Don't Trip Yourself up While Buying your Home

What's more fun than getting a bunch of new furnishings to go in your future home? Nothing. But buying big ticket items before your loan closes can be a mistake. It's best to remember that until your keys are in hand, your lender is watching your accounts very closely. We have given you a list of things below you will want to stay away from when waiting for your loan to close.

Don't empty your wallet on big-ticket items Although you may be dreaming of ways to turn your new home into a showplace, try to stay away from major purchases like appliances, electronics, or furniture. You will also want to avoid vacations and car purchases until the closing of your loan. Financing new Plasma TVs with a store card or a bank credit card could jeopardize your credit worthiness during the time it means the most. It's even a bad idea to make those big-ticket purchases with cash. Lenders are examining your available cash when considering your loan.

Don't get a new career. Lenders like to see a consistent job history on your application. Getting a new career before you start the application process for a mortgage may not affect your approval at all. But for some people, changing careers during the mortgage loan approval process could bring concern and hinder your approval.

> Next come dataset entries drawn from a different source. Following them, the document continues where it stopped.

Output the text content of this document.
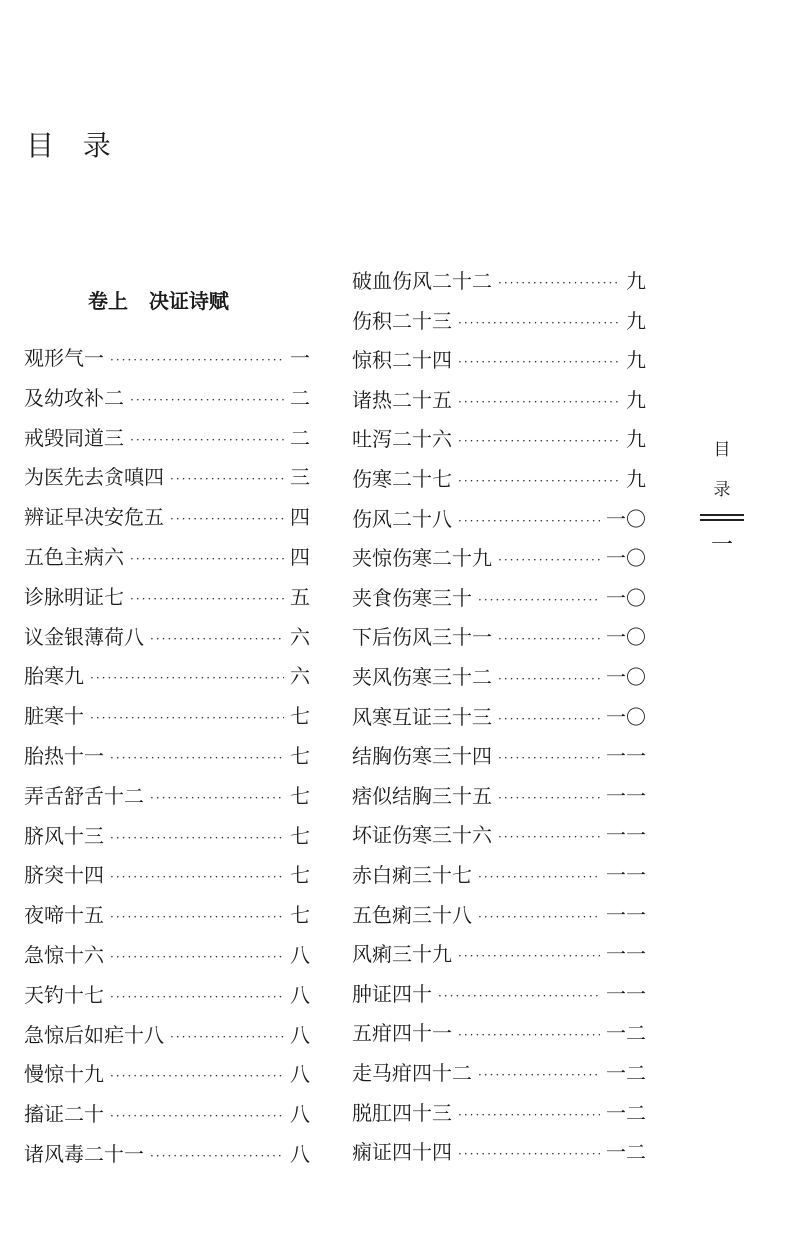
目 录
卷上   决证诗赋
观形气一 ·····	一
及幼攻补二 ·····	二
戒毁同道三 ·····	二
为医先去贪嗔四 ·····	三
辨证早决安危五 ·····	四
五色主病六 ·····	四
诊脉明证七 ·····	五
议金银薄荷八 ·····	六
胎寒九 ·····	六
脏寒十 ·····	七
胎热十一 ·····	七
弄舌舒舌十二 ·····	七
脐风十三 ·····	七
脐突十四 ·····	七
夜啼十五 ·····	七
急惊十六 ·····	八
天钓十七 ·····	八
急惊后如疟十八 ·····	八
慢惊十九 ·····	八
搐证二十 ·····	八
诸风毒二十一 ·····	八
破血伤风二十二 ·····	九
伤积二十三 ·····	九
惊积二十四 ·····	九
诸热二十五 ·····	九
吐泻二十六 ·····	九
伤寒二十七 ·····	九
伤风二十八 ·····	一〇
夹惊伤寒二十九 ·····	一〇
夹食伤寒三十 ·····	一〇
下后伤风三十一 ·····	一〇
夹风伤寒三十二 ·····	一〇
风寒互证三十三 ·····	一〇
结胸伤寒三十四 ·····	一一
痞似结胸三十五 ·····	一一
坏证伤寒三十六 ·····	一一
赤白痢三十七 ·····	一一
五色痢三十八 ·····	一一
风痢三十九 ·····	一一
肿证四十 ·····	一一
五疳四十一 ·····	一二
走马疳四十二 ·····	一二
脱肛四十三 ·····	一二
痫证四十四 ·····	一二
目
录
一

Don't move cash around or switch banks. Your lending institution will require you to provide recent bank statements on accounts in your name: checking, savings, money market, and other assets. To avoid potential fraud, most loans need detailed paperwork to document the source of all funds. No matter the reason, moving banks or transferring funds may raise a red flag with the lender and impede your application process.

Don't give money directly to your seller (generally in cases of "for sale by owner") to be used as earnest money. Until closing, the good faith money actually belongs to you. Although some individual sellers might not understand this, any good faith funds should go toward your closing expenses. Get a lawyer or other neutral person who will hang on to the funds or place them in a trust account until closing. If your transaction fails, the contract with the seller should specify to whom your earnest money should go.